Il riconoscimento al Salone

Il premio valorizza progetti capaci di colmare vuoti nel panorama letterario e aprire uno sguardo nuovo sul passato. Nella seconda edizione, Settecolori è stata premiata come «progetto capace di riscoprire autori e testi laterali del Novecento, con un’identità culturale ed estetica precisa e riconoscibile, lontana dal mainstream».

Per Manuel Grillo «questi riconoscimenti appartengono prima di tutto ai lettori, ai librai, ai traduttori, ai giornalisti e a tutte le persone che in questi anni hanno creduto in un’idea di editoria fondata sul catalogo, sulla qualità e sul coraggio culturale».

Nel ringraziamento, l’editore ha legato il premio alla memoria di Ernesto Ferrero: «Sono davvero felice di ricevere questo premio. Lo sono ancora di più perché porta il nome di Ernesto Ferrero, una figura che appartiene profondamente alla storia del Salone e alla civiltà editoriale italiana».

Il ritorno di Giuseppe Berto

Il riconoscimento arriva nell’anno in cui Settecolori ha annunciato l’ingresso nel proprio catalogo dell’intera opera di Giuseppe Berto. Il progetto riporterà sotto lo stesso marchio romanzi come Il male oscuro, La gloria, Il cielo è rosso e Anonimo veneziano, insieme a reportage, interviste e scritti civili.

«Per questo il premio di oggi mi emoziona particolarmente», ha detto Grillo, ricordando che proprio al Salone incontrò Ernesto Ferrero quando, insieme a Cesare De Michelis e Pietrangelo Buttafuoco, presentò Elogio della vanità, «un piccolo libro ritrovato di Giuseppe Berto», che Settecolori ebbe «l’onore di restituire ai lettori».

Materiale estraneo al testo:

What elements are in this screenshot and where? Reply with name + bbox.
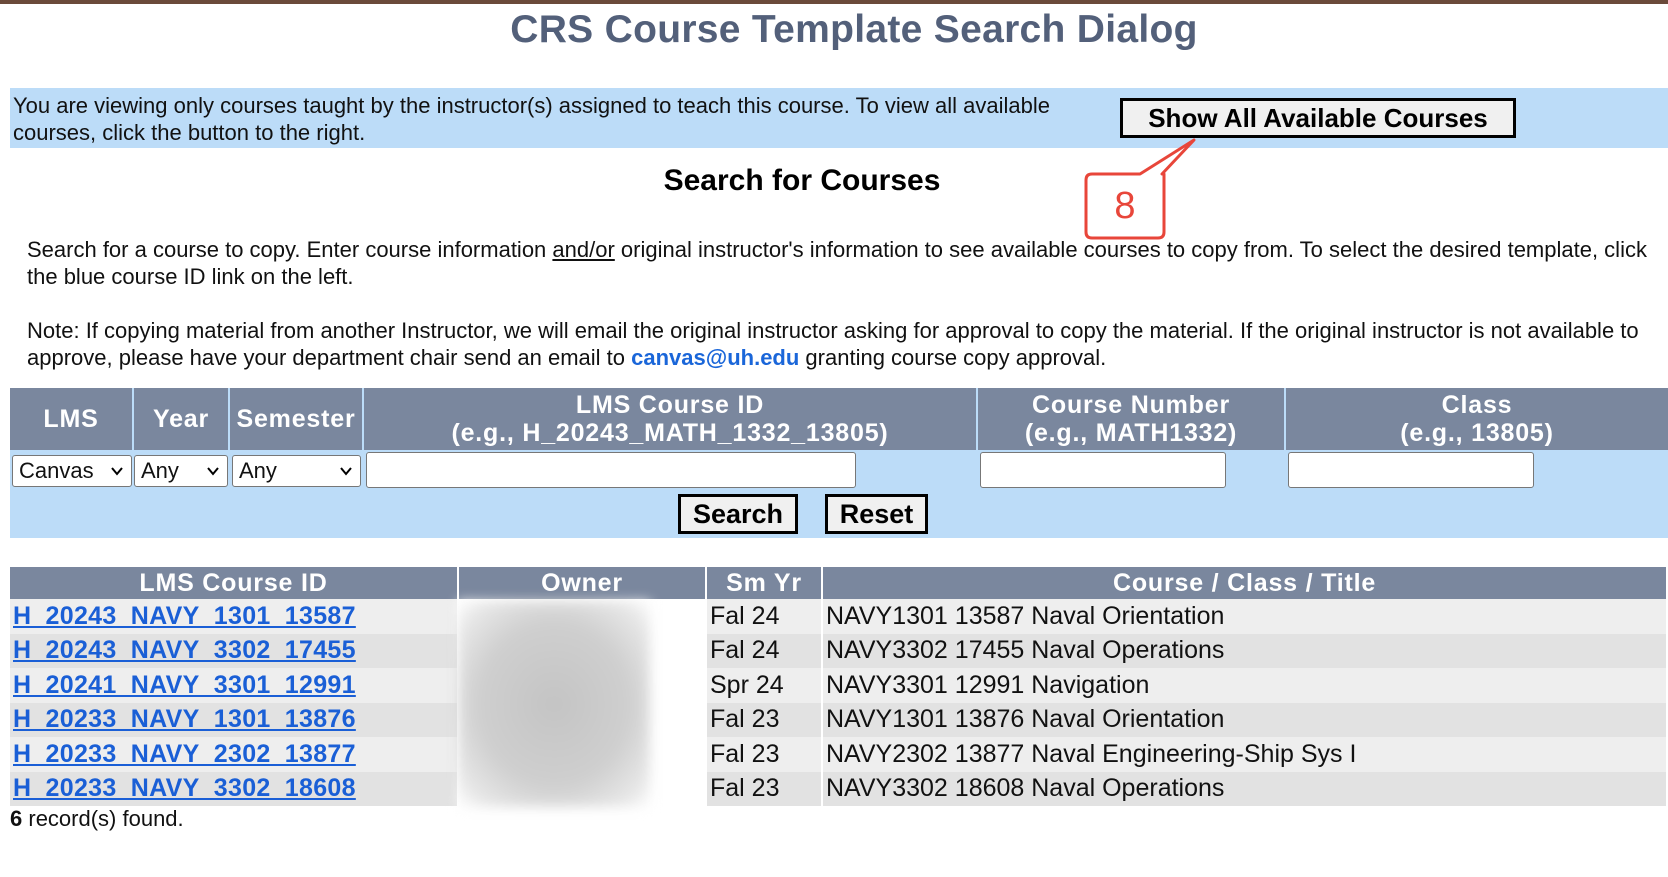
records-count: 6 <box>10 806 23 831</box>
title-cell: NAVY3302 17455 Naval Operations <box>822 633 1668 668</box>
table-row: H_20233_NAVY_1301_13876 Fal 23 NAVY1301 … <box>10 702 1668 737</box>
records-found: 6 record(s) found. <box>10 806 184 832</box>
course-id-input[interactable] <box>366 452 856 488</box>
col-semester: Semester <box>230 388 364 450</box>
results-col-title: Course / Class / Title <box>822 567 1668 599</box>
results-col-sm-yr: Sm Yr <box>706 567 823 599</box>
search-heading: Search for Courses <box>663 164 941 197</box>
chevron-down-icon <box>207 467 219 476</box>
course-number-input[interactable] <box>980 452 1226 488</box>
col-class: Class (e.g., 13805) <box>1286 388 1668 450</box>
show-all-courses-button[interactable]: Show All Available Courses <box>1120 98 1516 138</box>
col-class-label: Class <box>1441 391 1513 419</box>
search-form: LMS Year Semester LMS Course ID (e.g., H… <box>10 388 1668 538</box>
sm-yr-cell: Spr 24 <box>706 668 823 703</box>
col-class-hint: (e.g., 13805) <box>1400 419 1554 447</box>
desc-text-1: Search for a course to copy. Enter cours… <box>27 237 553 262</box>
notice-bar: You are viewing only courses taught by t… <box>10 88 1668 148</box>
email-link[interactable]: canvas@uh.edu <box>631 345 799 370</box>
copy-note: Note: If copying material from another I… <box>27 317 1667 371</box>
table-row: H_20233_NAVY_3302_18608 Fal 23 NAVY3302 … <box>10 771 1668 806</box>
course-id-link[interactable]: H_20243_NAVY_1301_13587 <box>13 602 356 630</box>
sm-yr-cell: Fal 23 <box>706 737 823 772</box>
year-select[interactable]: Any <box>134 455 228 487</box>
results-table: LMS Course ID Owner Sm Yr Course / Class… <box>10 567 1668 806</box>
notice-text: You are viewing only courses taught by t… <box>13 93 1051 145</box>
title-cell: NAVY1301 13587 Naval Orientation <box>822 599 1668 634</box>
semester-select-value: Any <box>239 458 277 483</box>
sm-yr-cell: Fal 23 <box>706 771 823 806</box>
col-semester-label: Semester <box>236 405 356 433</box>
col-lms: LMS <box>10 388 134 450</box>
col-course-number-hint: (e.g., MATH1332) <box>1024 419 1238 447</box>
search-description: Search for a course to copy. Enter cours… <box>27 236 1667 290</box>
search-button[interactable]: Search <box>678 494 798 534</box>
title-cell: NAVY2302 13877 Naval Engineering-Ship Sy… <box>822 737 1668 772</box>
course-id-cell: H_20233_NAVY_2302_13877 <box>10 737 459 772</box>
sm-yr-cell: Fal 23 <box>706 702 823 737</box>
table-row: H_20241_NAVY_3301_12991 Spr 24 NAVY3301 … <box>10 668 1668 703</box>
col-course-id-hint: (e.g., H_20243_MATH_1332_13805) <box>451 419 889 447</box>
note-text-2: granting course copy approval. <box>799 345 1107 370</box>
results-col-course-id: LMS Course ID <box>10 567 459 599</box>
lms-select-value: Canvas <box>19 458 94 483</box>
year-select-value: Any <box>141 458 179 483</box>
desc-underlined: and/or <box>552 237 615 262</box>
title-cell: NAVY3302 18608 Naval Operations <box>822 771 1668 806</box>
course-id-cell: H_20233_NAVY_1301_13876 <box>10 702 459 737</box>
page-title: CRS Course Template Search Dialog <box>510 8 1198 51</box>
col-year: Year <box>134 388 230 450</box>
search-form-header: LMS Year Semester LMS Course ID (e.g., H… <box>10 388 1668 450</box>
course-id-link[interactable]: H_20243_NAVY_3302_17455 <box>13 636 356 664</box>
title-cell: NAVY1301 13876 Naval Orientation <box>822 702 1668 737</box>
col-course-number: Course Number (e.g., MATH1332) <box>978 388 1286 450</box>
sm-yr-cell: Fal 24 <box>706 633 823 668</box>
records-suffix: record(s) found. <box>22 806 184 831</box>
semester-select[interactable]: Any <box>232 455 361 487</box>
owner-redaction <box>458 601 650 807</box>
reset-button[interactable]: Reset <box>825 494 928 534</box>
lms-select[interactable]: Canvas <box>12 455 132 487</box>
col-course-id: LMS Course ID (e.g., H_20243_MATH_1332_1… <box>364 388 978 450</box>
results-header-row: LMS Course ID Owner Sm Yr Course / Class… <box>10 567 1668 599</box>
callout-number: 8 <box>1114 185 1136 227</box>
course-id-link[interactable]: H_20233_NAVY_1301_13876 <box>13 705 356 733</box>
title-cell: NAVY3301 12991 Navigation <box>822 668 1668 703</box>
chevron-down-icon <box>340 467 352 476</box>
chevron-down-icon <box>111 467 123 476</box>
step-callout: 8 <box>1084 136 1214 246</box>
results-col-owner: Owner <box>458 567 707 599</box>
table-row: H_20243_NAVY_1301_13587 Fal 24 NAVY1301 … <box>10 599 1668 634</box>
course-id-cell: H_20243_NAVY_1301_13587 <box>10 599 459 634</box>
col-course-id-label: LMS Course ID <box>575 391 765 419</box>
class-input[interactable] <box>1288 452 1534 488</box>
sm-yr-cell: Fal 24 <box>706 599 823 634</box>
col-course-number-label: Course Number <box>1032 391 1230 419</box>
course-id-link[interactable]: H_20233_NAVY_2302_13877 <box>13 740 356 768</box>
col-year-label: Year <box>152 405 210 433</box>
table-row: H_20233_NAVY_2302_13877 Fal 23 NAVY2302 … <box>10 737 1668 772</box>
course-id-link[interactable]: H_20233_NAVY_3302_18608 <box>13 774 356 802</box>
course-id-link[interactable]: H_20241_NAVY_3301_12991 <box>13 671 356 699</box>
course-id-cell: H_20243_NAVY_3302_17455 <box>10 633 459 668</box>
course-id-cell: H_20233_NAVY_3302_18608 <box>10 771 459 806</box>
col-lms-label: LMS <box>43 405 99 433</box>
course-id-cell: H_20241_NAVY_3301_12991 <box>10 668 459 703</box>
table-row: H_20243_NAVY_3302_17455 Fal 24 NAVY3302 … <box>10 633 1668 668</box>
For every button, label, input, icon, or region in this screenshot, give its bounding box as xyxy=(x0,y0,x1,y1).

Dal Sud all’Europa dei libri

Nata in Calabria, Settecolori ha consolidato una linea indipendente, centrata sul catalogo e sulla ricerca. Nel suo percorso sono entrati Mario Vargas Llosa, David Remnick, Jean Giono e Arturo Pérez-Reverte, accanto a prime traduzioni italiane, riscoperte e voci contemporanee.

Annunciata anche una stagione di incontri nel Mezzogiorno e in Calabria, dall’autunno e nel 2027. Tra gli appuntamenti attesi c’è il ritorno in Italia di Pérez-Reverte, con la prima presentazione italiana del nuovo romanzo proprio in Calabria.

La promessa mantenuta

Nel ringraziare, Manuel Grillo ha scelto di chiudere con il ricordo di «quattro ragazzi». Il primo è il padre, che alla fine degli anni Settanta, insieme a Stenio Solinas, diede vita alla prima Settecolori: «Erano poco più che ragazzi, pieni di passioni, ideali e anche di una certa follia. E sognavano di pubblicare I due stendardi di Lucien Rebatet».

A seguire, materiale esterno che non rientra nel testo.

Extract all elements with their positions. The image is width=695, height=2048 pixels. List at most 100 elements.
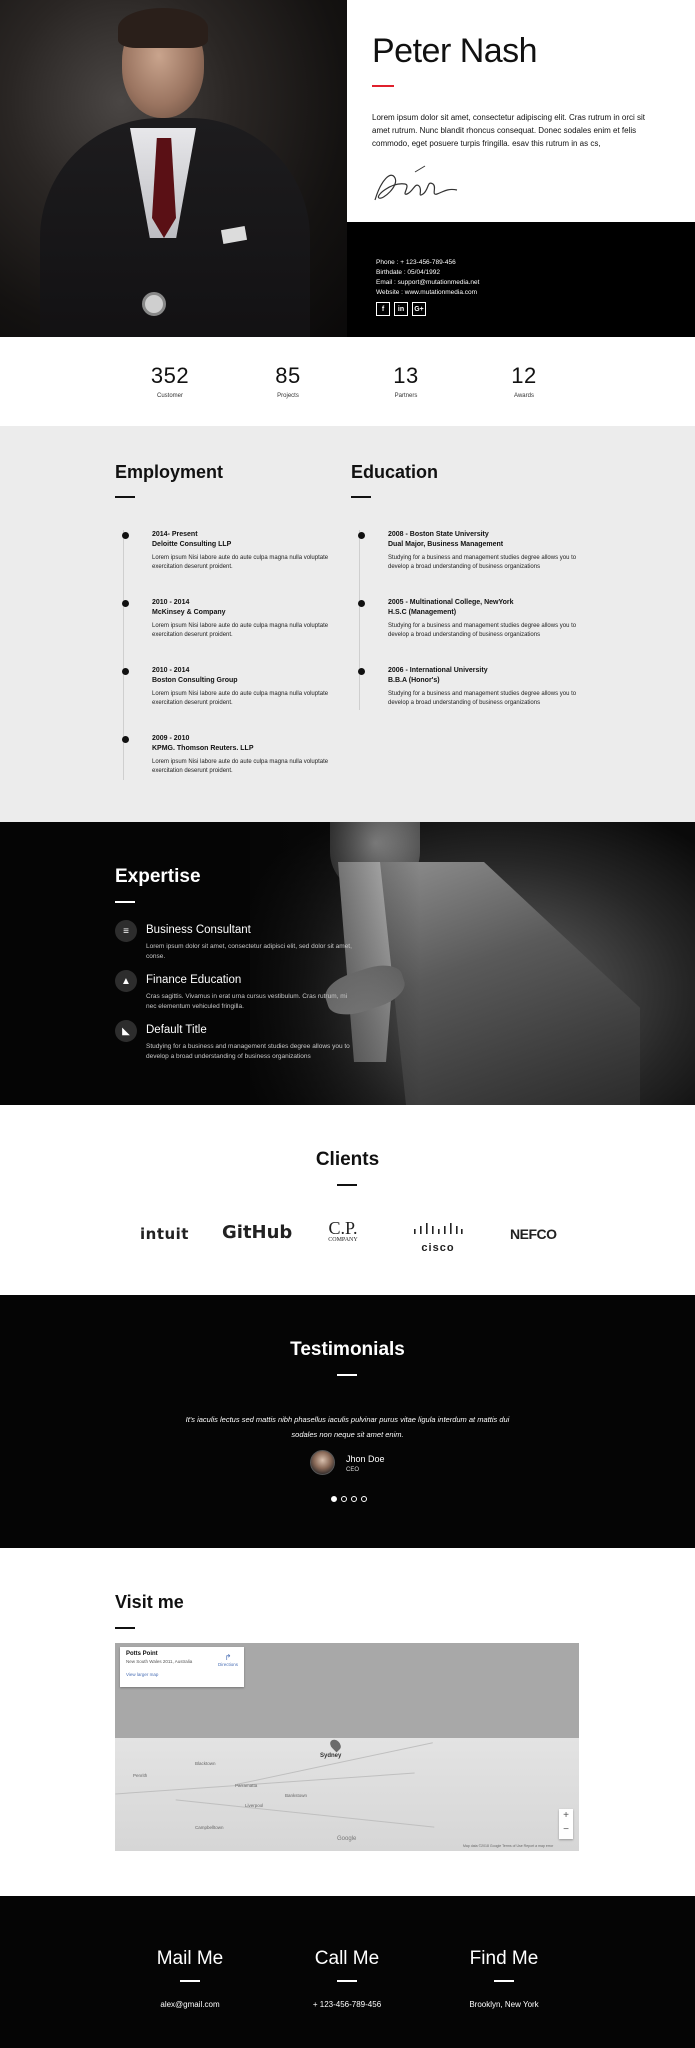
visit-section: Visit me Penrith Parramatta Blacktown Ca… (0, 1548, 695, 1896)
call-column: Call Me + 123-456-789-456 (257, 1948, 437, 2009)
call-value[interactable]: + 123-456-789-456 (257, 2000, 437, 2009)
email-text: Email : support@mutationmedia.net (376, 279, 480, 286)
clients-title: Clients (315, 1149, 380, 1170)
cp-logo-mark: C.P. (328, 1218, 358, 1238)
education-desc: Studying for a business and management s… (388, 691, 577, 706)
expertise-name: Default Title (146, 1024, 207, 1036)
testimonial-quote: It's iaculis lectus sed mattis nibh phas… (185, 1415, 510, 1439)
employment-item: 2014- Present Deloitte Consulting LLP Lo… (122, 530, 332, 572)
call-divider (337, 1980, 357, 1982)
employment-item: 2010 - 2014 McKinsey & Company Lorem ips… (122, 598, 332, 640)
stat-customer: 352 Customer (120, 363, 220, 399)
stats-section: 352 Customer 85 Projects 13 Partners 12 … (0, 337, 695, 426)
education-degree: Dual Major, Business Management (388, 541, 504, 548)
carousel-dot[interactable] (331, 1496, 337, 1502)
education-degree: B.B.A (Honor's) (388, 677, 440, 684)
google-plus-icon[interactable]: G+ (412, 302, 426, 316)
employment-org: KPMG. Thomson Reuters. LLP (152, 745, 254, 752)
linkedin-icon[interactable]: in (394, 302, 408, 316)
employment-item: 2009 - 2010 KPMG. Thomson Reuters. LLP L… (122, 734, 332, 776)
testimonials-divider (337, 1374, 357, 1376)
mail-value[interactable]: alex@gmail.com (100, 2000, 280, 2009)
employment-divider (115, 496, 135, 498)
employment-desc: Lorem ipsum Nisi labore aute do aute cul… (152, 691, 329, 706)
directions-button[interactable]: ↱ Directions (218, 1653, 238, 1667)
view-larger-map-link[interactable]: View larger map (126, 1672, 238, 1677)
expertise-desc: Cras sagittis. Vivamus in erat urna curs… (146, 993, 348, 1010)
education-item: 2006 - International University B.B.A (H… (358, 666, 588, 708)
employment-desc: Lorem ipsum Nisi labore aute do aute cul… (152, 759, 329, 774)
expertise-desc: Lorem ipsum dolor sit amet, consectetur … (146, 943, 352, 960)
carousel-dot[interactable] (341, 1496, 347, 1502)
education-item: 2005 - Multinational College, NewYork H.… (358, 598, 588, 640)
education-desc: Studying for a business and management s… (388, 555, 577, 570)
carousel-dot[interactable] (361, 1496, 367, 1502)
stat-value: 12 (511, 363, 537, 388)
employment-date: 2009 - 2010 (152, 735, 190, 742)
clients-divider (337, 1184, 357, 1186)
expertise-title: Expertise (115, 866, 201, 887)
employment-org: McKinsey & Company (152, 609, 226, 616)
find-divider (494, 1980, 514, 1982)
map-city-label: Sydney (320, 1753, 342, 1759)
avatar (310, 1450, 335, 1475)
github-logo: GitHub (222, 1222, 293, 1243)
education-degree: H.S.C (Management) (388, 609, 457, 616)
contact-section: Mail Me alex@gmail.com Call Me + 123-456… (0, 1896, 695, 2048)
call-title: Call Me (314, 1948, 380, 1969)
mail-divider (180, 1980, 200, 1982)
employment-org: Deloitte Consulting LLP (152, 541, 232, 548)
timeline-dot (122, 736, 129, 743)
timeline-dot (358, 668, 365, 675)
education-date: 2008 - Boston State University (388, 531, 489, 538)
education-divider (351, 496, 371, 498)
visit-title: Visit me (115, 1592, 184, 1612)
employment-org: Boston Consulting Group (152, 677, 238, 684)
location-map[interactable]: Penrith Parramatta Blacktown Campbelltow… (115, 1643, 579, 1851)
timeline-dot (358, 600, 365, 607)
education-item: 2008 - Boston State University Dual Majo… (358, 530, 588, 572)
zoom-in-button[interactable]: + (559, 1809, 573, 1823)
birthdate-text: Birthdate : 05/04/1992 (376, 269, 440, 276)
employment-desc: Lorem ipsum Nisi labore aute do aute cul… (152, 555, 329, 570)
person-name: Peter Nash (372, 32, 538, 70)
map-attribution: Map data ©2018 Google Terms of Use Repor… (463, 1844, 554, 1848)
employment-title: Employment (115, 462, 224, 482)
expertise-name: Business Consultant (146, 924, 251, 936)
employment-desc: Lorem ipsum Nisi labore aute do aute cul… (152, 623, 329, 638)
stat-projects: 85 Projects (238, 363, 338, 399)
facebook-icon[interactable]: f (376, 302, 390, 316)
stat-label: Projects (277, 393, 299, 399)
zoom-out-button[interactable]: − (559, 1823, 573, 1837)
find-column: Find Me Brooklyn, New York (414, 1948, 594, 2009)
map-label: Penrith (133, 1773, 148, 1778)
stat-label: Partners (394, 393, 418, 399)
cisco-bars-icon (414, 1223, 463, 1234)
expertise-section: Expertise ≡ Business Consultant Lorem ip… (0, 822, 695, 1105)
testimonial-role: CEO (346, 1467, 360, 1473)
resume-section: Employment 2014- Present Deloitte Consul… (0, 426, 695, 822)
employment-date: 2010 - 2014 (152, 599, 190, 606)
bio-text: Lorem ipsum dolor sit amet, consectetur … (372, 113, 645, 148)
stat-label: Customer (156, 393, 183, 399)
testimonials-section: Testimonials It's iaculis lectus sed mat… (0, 1295, 695, 1548)
expertise-desc: Studying for a business and management s… (146, 1043, 350, 1060)
contact-details: Phone : + 123-456-789-456 Birthdate : 05… (376, 258, 479, 298)
testimonials-title: Testimonials (290, 1339, 405, 1360)
google-logo: Google (337, 1836, 357, 1842)
area-chart-icon: ◣ (115, 1020, 137, 1042)
cisco-logo: cisco (412, 1222, 464, 1254)
timeline-dot (122, 668, 129, 675)
intuit-logo: intuit (140, 1225, 189, 1243)
employment-date: 2014- Present (152, 531, 198, 538)
stat-awards: 12 Awards (474, 363, 574, 399)
map-label: Campbelltown (195, 1825, 224, 1830)
zoom-controls: + − (559, 1809, 573, 1839)
mail-column: Mail Me alex@gmail.com (100, 1948, 280, 2009)
clients-section: Clients intuit GitHub C.P. COMPANY cisco… (0, 1105, 695, 1295)
mail-title: Mail Me (156, 1948, 224, 1969)
map-info-card: Potts Point New South Wales 2011, Austra… (120, 1647, 244, 1687)
education-desc: Studying for a business and management s… (388, 623, 577, 638)
carousel-dot[interactable] (351, 1496, 357, 1502)
stat-label: Awards (514, 393, 534, 399)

«Poi mio padre morì giovanissimo, a quarantanove anni. Il giorno del funerale, Stenio ed io ci promettemmo che quel libro sarebbe uscito, fosse stata anche l’ultima cosa fatta da Settecolori. Vent’anni dopo quella promessa è stata mantenuta».

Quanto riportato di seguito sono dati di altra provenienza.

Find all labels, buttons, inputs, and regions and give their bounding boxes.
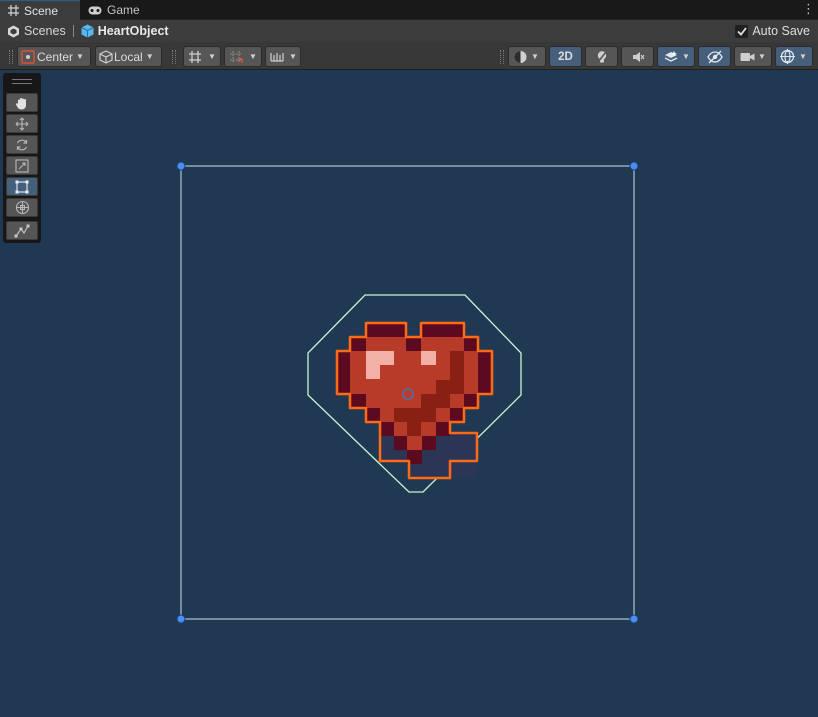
- breadcrumb-object-label: HeartObject: [97, 24, 169, 38]
- camera-dropdown[interactable]: ▼: [734, 46, 772, 67]
- heart-sprite: [335, 321, 494, 480]
- chevron-down-icon: ▼: [249, 52, 257, 61]
- tab-scene[interactable]: Scene: [0, 0, 80, 20]
- audio-mute-icon: [631, 50, 645, 64]
- lightbulb-icon: [595, 50, 609, 64]
- breadcrumb-scenes[interactable]: Scenes: [7, 24, 66, 38]
- shading-mode-button[interactable]: ▼: [508, 46, 546, 67]
- gamepad-icon: [88, 6, 102, 15]
- chevron-down-icon: ▼: [682, 52, 690, 61]
- visibility-toggle[interactable]: [698, 46, 731, 67]
- toolbar-grip[interactable]: [172, 50, 176, 64]
- space-label: Local: [114, 49, 143, 64]
- rect-handle-top-left: [176, 161, 186, 171]
- chevron-down-icon: ▼: [758, 52, 766, 61]
- breadcrumb: Scenes HeartObject Auto Save: [0, 20, 818, 42]
- more-options-icon[interactable]: ⋮: [802, 2, 815, 16]
- breadcrumb-object[interactable]: HeartObject: [80, 24, 169, 38]
- shading-sphere-icon: [513, 50, 528, 64]
- eye-hidden-icon: [706, 50, 723, 64]
- effects-layers-icon: [664, 50, 678, 64]
- tab-game-label: Game: [107, 3, 140, 17]
- pivot-center-icon: [21, 49, 35, 64]
- grid-snap-icon: [188, 50, 202, 64]
- autosave-label: Auto Save: [752, 24, 810, 38]
- breadcrumb-separator: [72, 25, 74, 37]
- hash-grid-icon: [8, 5, 19, 16]
- chevron-down-icon: ▼: [208, 52, 216, 61]
- local-cube-icon: [99, 49, 113, 64]
- autosave-checkbox[interactable]: [735, 24, 749, 38]
- ruler-icon: [270, 50, 284, 64]
- rect-handle-top-right: [629, 161, 639, 171]
- pivot-label: Center: [37, 49, 74, 64]
- breadcrumb-scenes-label: Scenes: [24, 24, 66, 38]
- mode-2d-label: 2D: [558, 50, 573, 63]
- increment-snap-button[interactable]: ▼: [224, 46, 262, 67]
- camera-icon: [740, 51, 755, 63]
- scene-canvas: [176, 161, 639, 624]
- chevron-down-icon: ▼: [145, 52, 154, 61]
- autosave-toggle[interactable]: Auto Save: [735, 24, 810, 38]
- scene-toolbar: Center ▼ Local ▼ ▼ ▼ ▼ ▼ 2D ▼ ▼ ▼: [0, 42, 818, 70]
- grid-snap-button[interactable]: ▼: [183, 46, 221, 67]
- chevron-down-icon: ▼: [289, 52, 297, 61]
- scene-viewport[interactable]: [0, 70, 818, 717]
- mode-2d-toggle[interactable]: 2D: [549, 46, 582, 67]
- increment-snap-icon: [229, 50, 243, 64]
- chevron-down-icon: ▼: [799, 52, 807, 61]
- rect-handle-bottom-left: [176, 614, 186, 624]
- tab-game[interactable]: Game: [80, 0, 148, 20]
- gizmos-globe-icon: [780, 49, 795, 64]
- audio-toggle[interactable]: [621, 46, 654, 67]
- toolbar-grip[interactable]: [500, 50, 504, 64]
- gizmos-dropdown[interactable]: ▼: [775, 46, 813, 67]
- chevron-down-icon: ▼: [76, 52, 84, 61]
- tab-scene-label: Scene: [24, 3, 59, 18]
- space-dropdown[interactable]: Local ▼: [95, 46, 162, 67]
- unity-logo-icon: [7, 25, 20, 38]
- toolbar-grip[interactable]: [9, 50, 13, 64]
- ruler-snap-button[interactable]: ▼: [265, 46, 301, 67]
- tab-bar: Scene Game ⋮: [0, 0, 818, 20]
- cube-icon: [80, 24, 94, 38]
- chevron-down-icon: ▼: [531, 52, 539, 61]
- lighting-toggle[interactable]: [585, 46, 618, 67]
- rect-handle-bottom-right: [629, 614, 639, 624]
- pivot-dropdown[interactable]: Center ▼: [17, 46, 91, 67]
- effects-dropdown[interactable]: ▼: [657, 46, 695, 67]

Da qui il senso più intimo del premio: «Forse Settecolori esiste ancora proprio per questo: perché certe storie continuano a vivere grazie alla parola data e all’amicizia». Per Grillo, i libri «attraversano le generazioni, custodiscono le promesse e ci aiutano, qualche volta, a diventare persone migliori».